Expectativa de um grupo de dez companhias é que a ferramenta revolucione a cobertura em situações perigosas

RAVI SOMAIYA , THE NEW YORK TIMES , O Estado de S.Paulo

17 de janeiro de 2015 | 02h03

Uma união de dez organizações jornalísticas, incluindo The New York Times, Washington Post e NBCUniversal, formou uma parceria com a universidade Virginia Tech para testar drones na captação de notícias.

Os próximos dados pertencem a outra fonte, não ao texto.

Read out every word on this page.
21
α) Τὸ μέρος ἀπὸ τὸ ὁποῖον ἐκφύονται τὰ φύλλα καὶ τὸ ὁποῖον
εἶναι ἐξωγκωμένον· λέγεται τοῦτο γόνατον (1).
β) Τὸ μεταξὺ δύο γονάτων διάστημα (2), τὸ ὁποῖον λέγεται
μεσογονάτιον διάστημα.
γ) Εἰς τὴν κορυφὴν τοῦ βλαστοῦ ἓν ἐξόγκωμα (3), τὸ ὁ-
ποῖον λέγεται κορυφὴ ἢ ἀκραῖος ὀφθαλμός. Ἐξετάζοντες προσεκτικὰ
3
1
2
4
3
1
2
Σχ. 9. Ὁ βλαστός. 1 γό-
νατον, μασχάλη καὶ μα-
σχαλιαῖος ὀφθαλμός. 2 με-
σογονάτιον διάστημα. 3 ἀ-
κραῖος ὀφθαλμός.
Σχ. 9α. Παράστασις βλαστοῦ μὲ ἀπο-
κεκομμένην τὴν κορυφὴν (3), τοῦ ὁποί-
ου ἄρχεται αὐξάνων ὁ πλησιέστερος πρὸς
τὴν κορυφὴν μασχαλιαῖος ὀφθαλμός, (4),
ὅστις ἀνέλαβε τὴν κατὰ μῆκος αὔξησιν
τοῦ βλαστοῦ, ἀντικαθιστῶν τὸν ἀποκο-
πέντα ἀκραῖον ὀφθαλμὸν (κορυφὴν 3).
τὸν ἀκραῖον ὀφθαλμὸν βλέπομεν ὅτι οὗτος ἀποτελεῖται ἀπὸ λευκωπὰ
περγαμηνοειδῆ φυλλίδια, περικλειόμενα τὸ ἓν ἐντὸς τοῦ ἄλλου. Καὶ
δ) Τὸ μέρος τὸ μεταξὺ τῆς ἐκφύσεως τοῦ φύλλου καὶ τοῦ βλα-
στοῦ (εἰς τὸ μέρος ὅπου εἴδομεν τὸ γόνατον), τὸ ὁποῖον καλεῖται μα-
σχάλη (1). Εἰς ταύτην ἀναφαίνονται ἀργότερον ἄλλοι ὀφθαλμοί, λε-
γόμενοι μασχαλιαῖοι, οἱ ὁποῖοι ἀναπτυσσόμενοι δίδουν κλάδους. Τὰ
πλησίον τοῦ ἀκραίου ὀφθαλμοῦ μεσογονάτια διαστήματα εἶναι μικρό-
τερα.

As empresas afirmaram que a parceria "tem como objetivo realizar testes controlados envolvendo uma série de situações da vida real nas quais a mídia jornalística poderia usar a tecnologia dos UAS menores para captar notícias". A universidade é um dentre os seis locais designados pela Federal Aviation Administration para o teste de sistemas de aeronaves não tripuladas, ou UAS, na sigla em inglês.

Os demais membros da coalizão são Advance Publications, A. H. Belo, Associated Press, Gannett, Getty Images, E. W. Scripps Co. e Sinclair Broadcast Group.

A diretora executiva da Mid-Atlantic Aviation Partnership na Virginia Tech, Rose Mooney, disse que os drones "podem proporcionar a essa indústria uma maneira segura, eficiente, oportuna e acessível para captar e disseminar informação, mantendo os jornalistas longe do perigo".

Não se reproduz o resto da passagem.